When Larry Page and Sergey Brin founded the Google search engine, their core insight was implemented as the PageRank algorithm. Put simply, PageRank determines where a page should rank in the SERPs based on the PageRank of incoming links from other sites — it’s a recursive algorithm. The higher the PageRank, the greater the assumed authority of a particular site. That authority can then be combined with a keyword analysis of a page and that combination is then to devise a ranking of pages in response to a search query.

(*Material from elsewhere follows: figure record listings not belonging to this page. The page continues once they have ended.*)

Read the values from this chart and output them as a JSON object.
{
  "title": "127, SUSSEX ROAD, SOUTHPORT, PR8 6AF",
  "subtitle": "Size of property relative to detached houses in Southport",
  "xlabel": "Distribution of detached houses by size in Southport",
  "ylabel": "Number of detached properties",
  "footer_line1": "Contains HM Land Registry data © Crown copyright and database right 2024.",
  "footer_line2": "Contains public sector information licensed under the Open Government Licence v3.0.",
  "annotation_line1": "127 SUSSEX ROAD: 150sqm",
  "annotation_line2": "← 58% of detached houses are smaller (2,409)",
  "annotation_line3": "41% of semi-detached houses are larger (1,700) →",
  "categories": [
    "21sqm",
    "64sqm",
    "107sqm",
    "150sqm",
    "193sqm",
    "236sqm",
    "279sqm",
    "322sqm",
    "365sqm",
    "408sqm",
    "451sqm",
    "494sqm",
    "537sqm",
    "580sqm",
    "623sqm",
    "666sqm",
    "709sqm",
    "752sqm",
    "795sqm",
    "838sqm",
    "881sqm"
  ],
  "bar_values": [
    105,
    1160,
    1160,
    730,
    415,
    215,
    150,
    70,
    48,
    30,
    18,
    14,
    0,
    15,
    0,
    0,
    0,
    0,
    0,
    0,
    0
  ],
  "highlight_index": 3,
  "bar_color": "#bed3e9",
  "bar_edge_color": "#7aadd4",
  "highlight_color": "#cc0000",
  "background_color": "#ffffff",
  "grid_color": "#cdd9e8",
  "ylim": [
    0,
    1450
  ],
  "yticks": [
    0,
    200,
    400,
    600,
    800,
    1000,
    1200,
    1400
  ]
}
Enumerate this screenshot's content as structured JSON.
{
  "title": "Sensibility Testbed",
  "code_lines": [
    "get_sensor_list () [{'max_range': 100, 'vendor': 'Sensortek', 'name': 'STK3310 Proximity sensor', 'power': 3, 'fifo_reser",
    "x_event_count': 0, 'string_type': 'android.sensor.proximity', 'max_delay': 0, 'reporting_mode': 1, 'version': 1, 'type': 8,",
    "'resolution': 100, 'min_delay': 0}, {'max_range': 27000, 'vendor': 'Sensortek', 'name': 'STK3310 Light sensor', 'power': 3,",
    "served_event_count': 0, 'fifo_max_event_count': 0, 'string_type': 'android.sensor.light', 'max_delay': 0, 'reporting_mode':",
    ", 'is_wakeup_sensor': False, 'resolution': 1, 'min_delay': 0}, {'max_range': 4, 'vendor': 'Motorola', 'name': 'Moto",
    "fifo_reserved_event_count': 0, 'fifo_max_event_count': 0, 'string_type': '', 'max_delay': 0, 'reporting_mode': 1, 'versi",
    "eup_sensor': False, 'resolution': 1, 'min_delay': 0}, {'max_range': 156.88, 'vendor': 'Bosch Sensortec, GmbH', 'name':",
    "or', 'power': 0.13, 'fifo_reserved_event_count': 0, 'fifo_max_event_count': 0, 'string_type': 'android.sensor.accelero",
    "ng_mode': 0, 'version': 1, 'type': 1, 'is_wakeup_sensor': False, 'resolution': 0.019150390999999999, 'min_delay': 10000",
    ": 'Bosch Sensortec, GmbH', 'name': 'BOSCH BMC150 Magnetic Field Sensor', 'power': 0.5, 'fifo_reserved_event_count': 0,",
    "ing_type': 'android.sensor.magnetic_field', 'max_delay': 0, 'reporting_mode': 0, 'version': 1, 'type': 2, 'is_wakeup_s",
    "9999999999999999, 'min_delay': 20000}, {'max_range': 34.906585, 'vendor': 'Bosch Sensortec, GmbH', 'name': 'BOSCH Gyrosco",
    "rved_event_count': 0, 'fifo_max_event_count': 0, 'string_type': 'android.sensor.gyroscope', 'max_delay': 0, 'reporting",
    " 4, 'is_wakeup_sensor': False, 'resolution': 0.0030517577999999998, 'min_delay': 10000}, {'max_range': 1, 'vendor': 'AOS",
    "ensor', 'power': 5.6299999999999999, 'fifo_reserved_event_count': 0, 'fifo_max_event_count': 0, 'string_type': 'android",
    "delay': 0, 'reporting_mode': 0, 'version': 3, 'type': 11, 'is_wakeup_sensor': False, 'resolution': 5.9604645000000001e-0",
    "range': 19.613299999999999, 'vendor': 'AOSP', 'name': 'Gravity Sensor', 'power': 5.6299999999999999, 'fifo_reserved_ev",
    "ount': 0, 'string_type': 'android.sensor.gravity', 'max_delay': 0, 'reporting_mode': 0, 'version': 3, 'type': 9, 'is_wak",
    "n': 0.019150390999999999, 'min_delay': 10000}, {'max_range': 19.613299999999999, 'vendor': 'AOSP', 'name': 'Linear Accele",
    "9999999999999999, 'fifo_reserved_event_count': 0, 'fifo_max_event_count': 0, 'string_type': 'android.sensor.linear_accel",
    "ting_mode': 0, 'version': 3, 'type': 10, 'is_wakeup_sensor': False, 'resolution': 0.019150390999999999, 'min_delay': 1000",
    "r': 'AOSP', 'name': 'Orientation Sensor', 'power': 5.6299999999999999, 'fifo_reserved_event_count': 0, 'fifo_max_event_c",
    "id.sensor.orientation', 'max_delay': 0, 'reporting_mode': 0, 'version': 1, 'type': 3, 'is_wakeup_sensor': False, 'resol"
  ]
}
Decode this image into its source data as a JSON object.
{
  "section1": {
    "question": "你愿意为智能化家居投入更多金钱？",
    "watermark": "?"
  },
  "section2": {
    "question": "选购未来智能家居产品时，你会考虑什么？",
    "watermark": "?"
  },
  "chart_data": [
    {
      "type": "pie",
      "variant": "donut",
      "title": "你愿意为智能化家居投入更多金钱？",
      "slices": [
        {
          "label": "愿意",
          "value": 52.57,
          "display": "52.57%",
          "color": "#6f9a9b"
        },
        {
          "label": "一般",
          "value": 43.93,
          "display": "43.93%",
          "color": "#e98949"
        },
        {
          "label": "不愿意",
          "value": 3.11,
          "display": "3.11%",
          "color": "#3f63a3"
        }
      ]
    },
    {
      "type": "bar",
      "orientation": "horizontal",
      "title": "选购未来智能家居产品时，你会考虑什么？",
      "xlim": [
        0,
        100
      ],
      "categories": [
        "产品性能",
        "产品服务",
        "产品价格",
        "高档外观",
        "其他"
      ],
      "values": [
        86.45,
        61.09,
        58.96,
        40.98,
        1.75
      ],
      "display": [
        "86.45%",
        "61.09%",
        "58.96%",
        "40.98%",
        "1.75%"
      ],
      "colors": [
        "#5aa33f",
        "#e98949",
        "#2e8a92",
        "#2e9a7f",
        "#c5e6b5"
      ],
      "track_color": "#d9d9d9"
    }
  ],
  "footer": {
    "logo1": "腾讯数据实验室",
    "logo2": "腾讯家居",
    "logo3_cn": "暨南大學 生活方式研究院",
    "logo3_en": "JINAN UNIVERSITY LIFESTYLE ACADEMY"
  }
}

Thus, PageRank is a proxy measure of authority. Google algorithms weren’t, and still aren’t, for the most part, capable of determining whether a page is authoritative for a particular search query by looking at the page content. PageRank, as anyone who used early search engines knows, was an enormous improvement on previous efforts, but it is far from perfect, and it opened up opportunities for gaming the system with various link-building tactics.

PageRank also has another flaw. The determination of authority and the determination of query relevance are separate processes. PageRank determines an overall measure of authority, but not a measure of authority for a particular topic. First, relevant results are found based on a page’s content, and then those are ranked according to their perceived authority. The chink in the armor here is that a page can be topically relevant for a search query — i.e. contain relevant keywords and semantically related terms — and have a high PageRank, but may not be authoritative for the topic in question. This problem is especially noticeable for broad search terms.

For example, suppose I am a connoisseur of nonsense poetry, like Lewis Carroll’s Jabberwocky, and I have a site where I publish such poetry about my everyday experiences, including my work as an SEO. I’m a wonderful nonsense poet; my work is very popular, and has many incoming links from poetry sites with a high PageRank. Because my poems contain lots of SEO-related keywords, and a high PageRank, they would end up ranking well when people are searching for SEO tips, even though they aren’t at all relevant to those people.

The Hilltop Algorithm, developed by Krishna Bharat, and acquired by Google in 2004, implements a solution to this difficulty. Hilltop makes two assumptions. Firstly, that there are ‘Expert’ pages that contain a lot of links to the best resources on a topic without having a direct affiliation with those resources. Secondly, that there are Authority pages that many of the Expert pages will link to. Once a database of Expert pages has been built, Authority pages can be discovered, and it can be assumed that those pages, and the pages they link to are both authoritative and relevant to the query in question.

In the case of our example, my nonsense poems might be considered Authority pages for nonsense poetry because they are linked to by lots of Expert pages on poetry, but they will no longer rank well for SEO terms, because Expert pages that link to lots of SEO resources and the Authority pages that those Expert pages link to will not include links to my poetry.

Now, the Hilltop algorithm is has been in use for a decade, and I can imagine some of you out there shouting:’old news!’, and you’d be right. Google’s algorithms have moved on leaps and bounds in the intervening years, especially with Panda and Penguin, but, understanding Hilltop is instructive because it helps explain why some link-building strategies practiced by less than scrupulous SEOs are worthless.

Some SEOs like to pretend that ‘a link is a link is a link’, and will sell packages to unsuspecting businesses based on a claim that 1000 links put wherever they can be is a good SEO tactic. And some business people fall for this, because a rapidly growing number of incoming links is an impressive metric. However, as you can see from the above explanation, incoming links are not in any sense equal, and even links from high PageRank sites aren’t going to help a page in the SERPS if those sites are not topic relevant.